Persi scooped Freya into her arms, cooing softly at her. “I suppose, though I don’t think there’s a direct connection between the traditions. It’s ironic, isn’t it, that we’d choose to burn ourselves, given how frequently and historically our enemies got in line for the privilege?”

“Oh, God.” I instantly regretted my huge breakfast as my stomach began to churn in horror.”

“I went to my first Sedgwick Cove funeral when I was five,” Persi went on, scratching absently at Freya’s chin as she watched the trucks make their slow winding progress past the dunes. “It’s really quite magnificent, once you get past the smell.”

“The what?!”

Persi glanced down and spotted the look on my face. “Just a little joke, Wren. Head between your legs, darling.” She deposited Freya on the ground and placed a cool hand on the back of my neck, pushing gently on my head until it hung down between my knees.

“Is this supposed to help?” I asked.

“Personally I prefer a swig of gin, but I don’t think it’s your thing.”

“Anything else I should be warned about?” I asked, and I could hear the hysteria creeping into my voice as it got progressively higher. “Animal sacrifice? Brooms flying in formation? Dancing naked under the full moon?”

“Not at funerals,” Persi replied lightly. I lifted my head to find her smirking at me. “It’ll be okay—beautiful even. The other Sedgwick covens will be there. There will be music and feasting and words of power spoken to the night. It will be magical—just the kind of celebration Asteria deserves.” She just managed to hide the hitch in her voice. “We don’t believe in somber or sullen send-offs. Our spirits burn bright, and so do our goodbyes.”

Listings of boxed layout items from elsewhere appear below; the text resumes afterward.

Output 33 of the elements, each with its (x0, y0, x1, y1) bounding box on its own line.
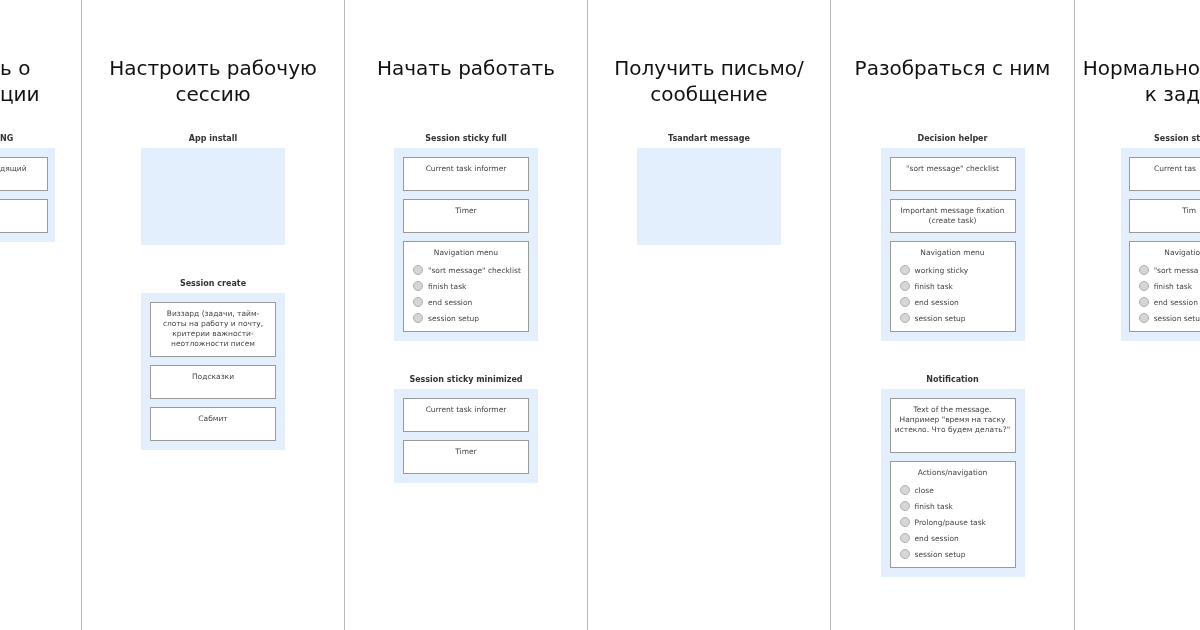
radio-button[interactable] (413, 281, 423, 291)
radio-button[interactable] (1138, 313, 1149, 323)
radio-button[interactable] (1138, 297, 1149, 307)
section-label: Session sticky minimized (409, 375, 523, 384)
radio-button[interactable] (1138, 281, 1149, 291)
radio-button[interactable] (899, 265, 910, 275)
column-title: Начать работать (377, 55, 555, 82)
column-title: ь о ции (0, 55, 40, 107)
column-title: Разобраться с ним (854, 55, 1051, 82)
section-label: Session st (1154, 134, 1200, 143)
radio-button[interactable] (899, 549, 910, 559)
radio-button[interactable] (413, 265, 423, 275)
section-label: App install (188, 134, 238, 143)
column-title: Получить письмо/ сообщение (614, 55, 804, 107)
content-box (0, 199, 48, 233)
section-label: Session create (179, 279, 247, 288)
radio-button[interactable] (899, 501, 910, 511)
radio-button[interactable] (899, 281, 910, 291)
section-label: NG (0, 134, 14, 143)
section-label: Tsandart message (668, 134, 750, 143)
radio-button[interactable] (1138, 265, 1149, 275)
radio-button[interactable] (899, 517, 910, 527)
column-title: Нормально к зад (1082, 55, 1200, 107)
section-label: Notification (926, 375, 979, 384)
radio-button[interactable] (899, 485, 910, 495)
radio-button[interactable] (413, 313, 423, 323)
column-title: Настроить рабочую сессию (109, 55, 317, 107)
radio-button[interactable] (899, 297, 910, 307)
radio-button[interactable] (899, 533, 910, 543)
radio-button[interactable] (899, 313, 910, 323)
section-label: Session sticky full (425, 134, 507, 143)
section-label: Decision helper (917, 134, 988, 143)
radio-button[interactable] (413, 297, 423, 307)
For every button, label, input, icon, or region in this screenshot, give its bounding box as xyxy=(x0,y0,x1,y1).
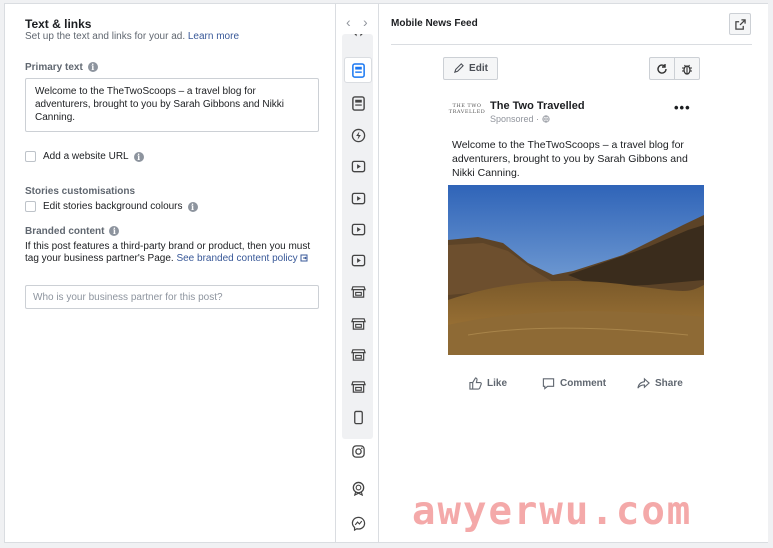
column-icon xyxy=(351,95,365,111)
post-image xyxy=(448,185,704,355)
learn-more-link[interactable]: Learn more xyxy=(188,31,239,42)
watermark-text: awyerwu.com xyxy=(412,489,693,534)
share-button[interactable]: Share xyxy=(637,377,683,390)
thumbs-up-icon xyxy=(469,377,482,390)
instant-article-icon xyxy=(351,128,365,142)
chevron-left-icon[interactable]: ‹ xyxy=(346,15,351,29)
section-title: Text & links xyxy=(25,17,92,31)
branded-content-description: If this post features a third-party bran… xyxy=(25,241,319,265)
primary-text-label-text: Primary text xyxy=(25,62,83,73)
sponsored-label: Sponsored · xyxy=(490,114,550,124)
branded-content-label: Branded content i xyxy=(25,226,120,237)
edit-button[interactable]: Edit xyxy=(443,57,498,80)
placement-stories[interactable] xyxy=(344,404,372,430)
info-icon[interactable]: i xyxy=(133,151,144,162)
external-link-icon xyxy=(300,254,308,262)
bug-icon xyxy=(682,64,692,75)
edit-label: Edit xyxy=(469,63,488,74)
refresh-icon xyxy=(657,63,667,74)
business-partner-input[interactable] xyxy=(25,285,319,309)
external-link-icon xyxy=(734,18,746,30)
add-website-url-row[interactable]: Add a website URL i xyxy=(25,151,144,162)
branded-content-label-text: Branded content xyxy=(25,226,105,237)
ad-editor-window: Text & links Set up the text and links f… xyxy=(4,3,768,543)
placement-instant-article[interactable] xyxy=(344,122,372,148)
feed-icon xyxy=(351,62,365,78)
preview-title: Mobile News Feed xyxy=(391,18,478,29)
preview-divider xyxy=(391,44,752,45)
refresh-button[interactable] xyxy=(649,57,675,80)
info-icon[interactable]: i xyxy=(109,226,120,236)
page-name[interactable]: The Two Travelled xyxy=(490,100,585,112)
edit-stories-bg-row[interactable]: Edit stories background colours i xyxy=(25,201,198,212)
post-text: Welcome to the TheTwoScoops – a travel b… xyxy=(452,139,688,179)
phone-icon xyxy=(353,410,363,424)
placement-marketplace-4[interactable] xyxy=(344,373,372,399)
branded-content-policy-text: See branded content policy xyxy=(176,253,298,264)
primary-text-field[interactable]: Welcome to the TheTwoScoops – a travel b… xyxy=(25,78,319,132)
edit-stories-bg-label: Edit stories background colours xyxy=(43,201,183,212)
comment-label: Comment xyxy=(560,378,607,389)
globe-icon xyxy=(541,115,550,123)
primary-text-label: Primary text i xyxy=(25,62,98,73)
video-icon xyxy=(351,254,365,266)
marketplace-icon xyxy=(350,348,366,361)
info-icon[interactable]: i xyxy=(87,62,98,72)
placement-video-1[interactable] xyxy=(344,153,372,179)
section-subtitle: Set up the text and links for your ad. L… xyxy=(25,31,239,42)
placement-strip: ‹ › xyxy=(335,4,379,542)
share-icon xyxy=(637,377,650,389)
comment-button[interactable]: Comment xyxy=(542,377,606,390)
marketplace-icon xyxy=(350,380,366,393)
open-external-button[interactable] xyxy=(729,13,751,35)
audience-network-icon xyxy=(352,481,364,496)
video-icon xyxy=(351,192,365,204)
placement-messenger[interactable] xyxy=(344,510,372,536)
pencil-icon xyxy=(454,63,464,74)
video-icon xyxy=(351,160,365,172)
instagram-icon xyxy=(351,444,365,458)
comment-icon xyxy=(542,378,555,390)
debug-button[interactable] xyxy=(674,57,700,80)
placement-marketplace-2[interactable] xyxy=(344,310,372,336)
sponsored-text: Sponsored · xyxy=(490,114,540,124)
chevron-right-icon[interactable]: › xyxy=(363,15,368,29)
placement-video-2[interactable] xyxy=(344,185,372,211)
info-icon[interactable]: i xyxy=(187,201,198,212)
more-options-icon[interactable]: ••• xyxy=(674,100,691,115)
placement-instagram[interactable] xyxy=(344,438,372,464)
placement-marketplace-1[interactable] xyxy=(344,278,372,304)
edit-stories-bg-checkbox[interactable] xyxy=(25,201,36,212)
placement-feed-selected[interactable] xyxy=(344,57,372,83)
placement-right-column[interactable] xyxy=(344,90,372,116)
placement-marketplace-3[interactable] xyxy=(344,341,372,367)
placement-video-3[interactable] xyxy=(344,216,372,242)
placement-video-4[interactable] xyxy=(344,247,372,273)
text-links-panel: Text & links Set up the text and links f… xyxy=(5,4,335,542)
share-label: Share xyxy=(655,378,683,389)
add-website-url-label: Add a website URL xyxy=(43,151,129,162)
like-button[interactable]: Like xyxy=(469,377,507,390)
like-label: Like xyxy=(487,378,508,389)
section-subtitle-text: Set up the text and links for your ad. xyxy=(25,31,186,42)
partial-placement-icon xyxy=(344,34,372,44)
add-website-url-checkbox[interactable] xyxy=(25,151,36,162)
video-icon xyxy=(351,223,365,235)
marketplace-icon xyxy=(350,285,366,298)
placement-audience-network[interactable] xyxy=(344,475,372,501)
branded-content-policy-link[interactable]: See branded content policy xyxy=(176,253,308,264)
ad-preview-panel: Mobile News Feed Edit THE TWO TRAVELLED … xyxy=(380,4,768,542)
stories-customisations-label: Stories customisations xyxy=(25,186,136,197)
messenger-icon xyxy=(351,516,365,531)
page-avatar: THE TWO TRAVELLED xyxy=(448,103,486,115)
marketplace-icon xyxy=(350,317,366,330)
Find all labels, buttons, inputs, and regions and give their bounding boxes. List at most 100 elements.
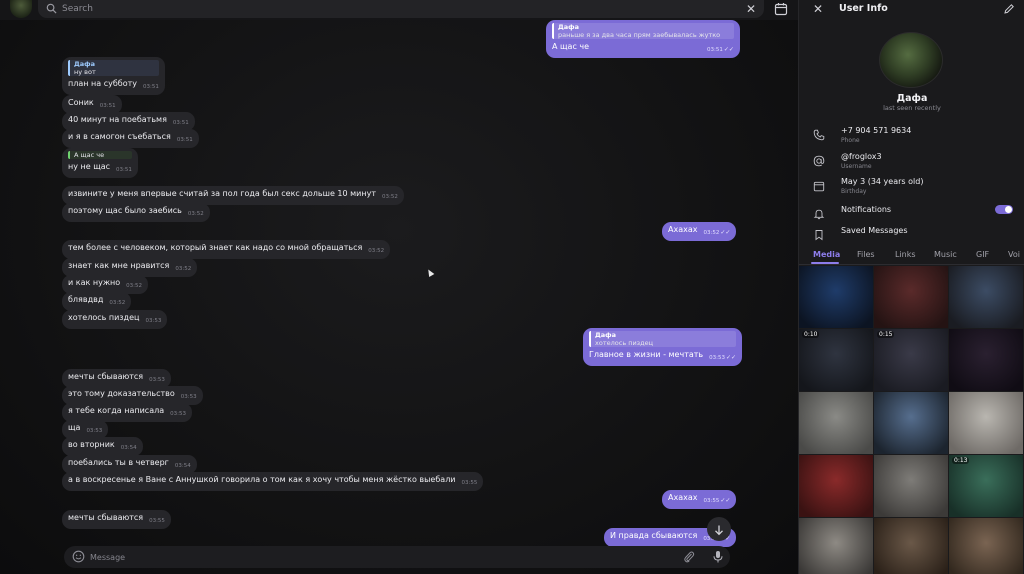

I felt like I should say something—anything—to help ease a little of the pain in her eyes. It was strange to think that Persi could be anything like vulnerable, and certainly not in front of me, the stranger niece who swooped in and ruined her life. But what could I say? I didn’t know her. I didn’t know this place. I was starting to wonder if I knew anything at all. And so when I opened my mouth, what came out was, “I wish I’d known her better.”

Persi stood up and smoothed her dress. I noticed a smear of blush lipstick on the neckline—a very different shade than the vibrant red on her lips. “Well, if you stay here, you’ll soon have more Vesper knowledge than you’ll know what to do with, I promise you that. She gestured to my outfit. “Please tell me that’s not what you’re wearing.”

I frowned down at the simple black dress and cardigan. “It was the only appropriate thing in my closet.”

“Appropriate for funeral homes and standing under umbrellas by freshly dug graves, perhaps.” She pointed out to the garden. “You see any black out there?”

I looked all around me and then shook my head.

“Well, you won’t see any at the funeral either,” she said firmly. “So, go back upstairs and find whatever you’ve got that would help you blend in out in the garden.”